The question inevitably crosses my desk at least once a month, “Do I really need a trust, isn’t a will enough?” Predictably, the returning answer of any attorney is “it depends.” There are many similarities and differences between a will and a trust, and whether you should choose one over the other depends on many factors: the size of your estate, your privacy needs, whether you own a home, whether you want to avoid probate, whether you have any underage or special needs children or grandchildren, etc..

A will is typically more cost-effective to create, is used to control the administration of your estate once you pass away, and can be a sufficient estate planning tool for some families. While a will accomplishes the above goals, it has drawbacks as well. Many families are not aware that wills do not spare their family members from the rigorous and costly process of probate, where a substantial portion of the estate is lost to administrative and attorney costs. Many people are not aware of the tax implications of passing property through a will, and the vast majority of clients I speak with are unaware that once an estate is probated, a public record exists of all of their assets. Finally, after a will is probated, the inheritance may go to underage heirs or heirs with special needs without further direction or control on how this inheritance is to be used.

Trusts, however, accomplish the same goals as a will in addition to goals typically desired by all families. A trust may be used to avoid probate and the additional costs and fees associated with it. Additionally, since a trust avoids probate, assets that pass through a trust will not become public record, further protecting your family’s privacy. Investments and homes inherited through a trust may also receive beneficial tax treatment in the form of a step-up in basis, resulting in the avoidance of large capital gains tax. Finally, the grantors who have created the trust may further direct how their inheritance is to be used after they pass away, which is a great tool for ensuring that children or grandchildren use their inheritance for college or even as a down payment for a home.

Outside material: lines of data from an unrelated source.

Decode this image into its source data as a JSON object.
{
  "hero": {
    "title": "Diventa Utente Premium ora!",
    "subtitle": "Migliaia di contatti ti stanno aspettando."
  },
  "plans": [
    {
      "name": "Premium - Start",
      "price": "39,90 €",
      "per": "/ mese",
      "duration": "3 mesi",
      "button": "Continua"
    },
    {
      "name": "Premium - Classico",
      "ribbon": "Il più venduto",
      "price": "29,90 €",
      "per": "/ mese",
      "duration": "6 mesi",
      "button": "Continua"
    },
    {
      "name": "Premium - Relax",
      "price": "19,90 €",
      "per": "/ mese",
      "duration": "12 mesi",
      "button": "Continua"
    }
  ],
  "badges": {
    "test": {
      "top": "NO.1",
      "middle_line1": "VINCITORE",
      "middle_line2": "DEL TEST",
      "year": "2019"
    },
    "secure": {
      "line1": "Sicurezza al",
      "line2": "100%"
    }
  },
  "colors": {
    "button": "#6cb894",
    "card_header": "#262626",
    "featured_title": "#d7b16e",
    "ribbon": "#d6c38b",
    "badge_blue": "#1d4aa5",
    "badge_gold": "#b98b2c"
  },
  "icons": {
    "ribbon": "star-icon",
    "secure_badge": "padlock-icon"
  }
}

If you have already created an estate plan to provide for your family once you pass away, I applaud you and your foresight. If you have not, or realize that you have not accomplished all of your goals, I strongly encourage you to consult with an estate planning attorney to ensure that all of your family’s needs will be covered upon your passing.

Please note that this article is a general summary of law and omits many important details, footnotes, and caveats. It is no substitute for legal advice from a lawyer based on your particular circumstances.